Die nächste Runde zwischen Marilyn Manson (48) und Justin Bieber (23): Jetzt hat der Schock-Rocker die Entschuldigungs-SMS des Popstars öffentlich vorgelesen. Das scheint gewirkt zu haben – eventuell arbeiten die beiden jetzt doch noch zusammen.
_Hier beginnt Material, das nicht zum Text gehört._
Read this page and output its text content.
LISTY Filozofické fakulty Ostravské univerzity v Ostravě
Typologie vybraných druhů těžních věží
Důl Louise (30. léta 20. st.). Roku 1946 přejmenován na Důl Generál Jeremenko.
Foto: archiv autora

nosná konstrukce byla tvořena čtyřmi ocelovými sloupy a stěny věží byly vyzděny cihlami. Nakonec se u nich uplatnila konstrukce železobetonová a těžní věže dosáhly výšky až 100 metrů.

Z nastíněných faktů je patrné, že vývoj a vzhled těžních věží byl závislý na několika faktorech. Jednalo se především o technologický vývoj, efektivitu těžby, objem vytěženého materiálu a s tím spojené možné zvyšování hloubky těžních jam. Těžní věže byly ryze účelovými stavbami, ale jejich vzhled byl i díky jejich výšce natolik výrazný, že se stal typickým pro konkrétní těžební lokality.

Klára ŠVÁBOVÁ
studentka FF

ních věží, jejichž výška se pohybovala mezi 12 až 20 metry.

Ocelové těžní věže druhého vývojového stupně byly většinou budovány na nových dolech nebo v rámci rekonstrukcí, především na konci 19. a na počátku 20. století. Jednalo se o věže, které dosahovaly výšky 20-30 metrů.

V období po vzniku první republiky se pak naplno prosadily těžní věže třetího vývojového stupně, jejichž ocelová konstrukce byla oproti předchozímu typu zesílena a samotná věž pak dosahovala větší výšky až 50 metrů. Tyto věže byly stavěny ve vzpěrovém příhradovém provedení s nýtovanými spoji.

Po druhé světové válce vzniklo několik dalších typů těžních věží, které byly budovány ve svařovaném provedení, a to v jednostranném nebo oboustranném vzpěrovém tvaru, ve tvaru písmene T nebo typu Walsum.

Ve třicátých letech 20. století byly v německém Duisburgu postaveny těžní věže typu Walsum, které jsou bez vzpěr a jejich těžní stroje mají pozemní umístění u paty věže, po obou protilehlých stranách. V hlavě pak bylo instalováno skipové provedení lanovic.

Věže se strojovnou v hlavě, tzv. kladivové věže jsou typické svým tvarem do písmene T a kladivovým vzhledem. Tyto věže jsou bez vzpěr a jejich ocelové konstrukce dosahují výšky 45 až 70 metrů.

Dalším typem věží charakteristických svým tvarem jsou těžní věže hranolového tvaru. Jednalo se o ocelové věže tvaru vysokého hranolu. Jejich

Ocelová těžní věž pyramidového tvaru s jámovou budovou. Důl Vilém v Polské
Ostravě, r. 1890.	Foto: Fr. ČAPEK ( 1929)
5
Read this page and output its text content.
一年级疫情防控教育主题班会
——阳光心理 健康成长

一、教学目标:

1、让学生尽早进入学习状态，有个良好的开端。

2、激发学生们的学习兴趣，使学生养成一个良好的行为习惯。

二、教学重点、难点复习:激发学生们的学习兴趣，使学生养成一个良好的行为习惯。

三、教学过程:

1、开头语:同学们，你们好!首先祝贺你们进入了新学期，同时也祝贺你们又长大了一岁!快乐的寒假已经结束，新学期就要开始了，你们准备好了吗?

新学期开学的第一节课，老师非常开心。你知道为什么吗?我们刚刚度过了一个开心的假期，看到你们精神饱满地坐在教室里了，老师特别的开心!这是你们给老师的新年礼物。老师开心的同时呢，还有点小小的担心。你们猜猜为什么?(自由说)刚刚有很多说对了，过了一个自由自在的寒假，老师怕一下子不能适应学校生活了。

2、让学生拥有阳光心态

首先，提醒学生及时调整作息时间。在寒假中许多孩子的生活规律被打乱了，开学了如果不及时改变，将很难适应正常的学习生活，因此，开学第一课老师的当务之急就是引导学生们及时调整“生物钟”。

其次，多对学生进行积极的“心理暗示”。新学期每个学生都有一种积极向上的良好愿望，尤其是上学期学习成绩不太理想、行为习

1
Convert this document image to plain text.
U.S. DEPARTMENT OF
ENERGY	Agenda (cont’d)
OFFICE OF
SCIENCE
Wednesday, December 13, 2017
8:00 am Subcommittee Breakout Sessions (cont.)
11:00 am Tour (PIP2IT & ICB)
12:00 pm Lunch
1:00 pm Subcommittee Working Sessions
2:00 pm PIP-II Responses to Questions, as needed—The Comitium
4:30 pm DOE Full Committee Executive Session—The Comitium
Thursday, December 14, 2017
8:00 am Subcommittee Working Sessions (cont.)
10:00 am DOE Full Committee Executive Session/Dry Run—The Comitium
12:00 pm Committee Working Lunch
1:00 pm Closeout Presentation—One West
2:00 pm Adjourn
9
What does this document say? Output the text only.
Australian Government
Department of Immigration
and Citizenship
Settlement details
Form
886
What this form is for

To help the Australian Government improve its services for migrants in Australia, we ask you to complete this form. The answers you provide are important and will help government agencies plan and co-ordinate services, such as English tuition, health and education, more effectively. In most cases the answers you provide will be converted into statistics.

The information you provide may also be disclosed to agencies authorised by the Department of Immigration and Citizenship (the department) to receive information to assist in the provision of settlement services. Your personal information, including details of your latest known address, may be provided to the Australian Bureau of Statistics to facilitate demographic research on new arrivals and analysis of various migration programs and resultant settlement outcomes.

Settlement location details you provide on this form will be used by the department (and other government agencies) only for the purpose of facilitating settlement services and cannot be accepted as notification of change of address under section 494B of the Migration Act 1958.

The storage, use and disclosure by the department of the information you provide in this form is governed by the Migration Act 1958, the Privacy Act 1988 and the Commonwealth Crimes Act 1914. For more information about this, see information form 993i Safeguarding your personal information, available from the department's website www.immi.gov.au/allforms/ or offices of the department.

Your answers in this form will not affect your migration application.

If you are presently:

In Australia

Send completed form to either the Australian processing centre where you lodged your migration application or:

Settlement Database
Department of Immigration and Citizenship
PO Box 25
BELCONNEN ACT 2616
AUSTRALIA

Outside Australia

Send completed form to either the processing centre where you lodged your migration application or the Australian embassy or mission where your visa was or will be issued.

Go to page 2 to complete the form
Marilyn Manson ist noch nicht fertig mit Justin Bieber. In der Radioshow von Howard Stern ließ er nun die SMS vorlesen, mit denen Bieber sich entschuldigt hat, nachdem Manson letztens öffentlich mit ihm abgerechnet hatte.

Die Vorgeschichte in Kurzform: Bieber hatte sich für sein Merchandise-Produkt bei einem Manson-Design bedient und ihm – vermutlich ironisch gemeint – gesagt, er hätte ihn wieder relevant gemacht. Daraufhin ließ Manson eine Tirade auf den Popstar ab.

Das schien Bieber schwer getroffen zu haben. Nachdem das Hass-Interview von Manson veröffentlicht wurde, schrieb er ihm: "Ich dachte wir hätten ein gutes Gespräch gehabt. Wenn wir wegen der T-Shirts noch nicht quitt sind, tut es mir wirklich leid. Abgesehen davon trifft es mich zu hören, dass ich für dich wie Arschloch rüberkam, oder sogar eines war. Es tut mir leid."

"Du warst einfach du"

Klingt, als würde Bieber das wirklich ernst meinen. Dass er sich überhaupt traut, noch mal so offen auf Manson zuzugehen, könnte man ihm schon hoch anrechnen. Aber Manson ließ ihn noch ein bisschen zappeln. Er schrieb dem Popstar eindeutig zweideutig zurück: "Du warst einfach du. Kein Stress." Dass er es damit nicht gerade besser macht, war ihm vollkommen klar, wie er dem Radiomoderator im Interview sagte: "Das könnte bedeuten, dass er einfach ein Arschloch ist. Oder alles andere."

"Du reichst mir gerade bis zum Schw...!" - Warum er so sauer ist.

Doch Biebs ließ sich auch davon nicht einschüchtern: "Ernsthaft, ich dachte wir würden uns gut verstehen. Noch einmal: Meine Schuld. Ich wollte kein Arschloch sein. Ich will nur, dass du das weißt."

"Lass uns den Spieß umdrehen"

Da wurde selbst Manson weich. Er schrieb: "Alles cool. Die Leute haben diesen Shirt-Scheiß zum Fake-Streit aufgebauscht. Lass uns den Spieß umdrehen, die Presse verarschen und etwas zusammen machen. Das wäre das beste. Und du musst dich nicht entschuldigen. Du warst kein Arschloch. Sie haben mich gefragt ob du eins wärst und ich hab vielleicht zugestimmt. Ich wollte dich nicht provozieren." Wow, kommt jetzt etwa doch noch eine gemeinsame Single von Bieber feat. Manson?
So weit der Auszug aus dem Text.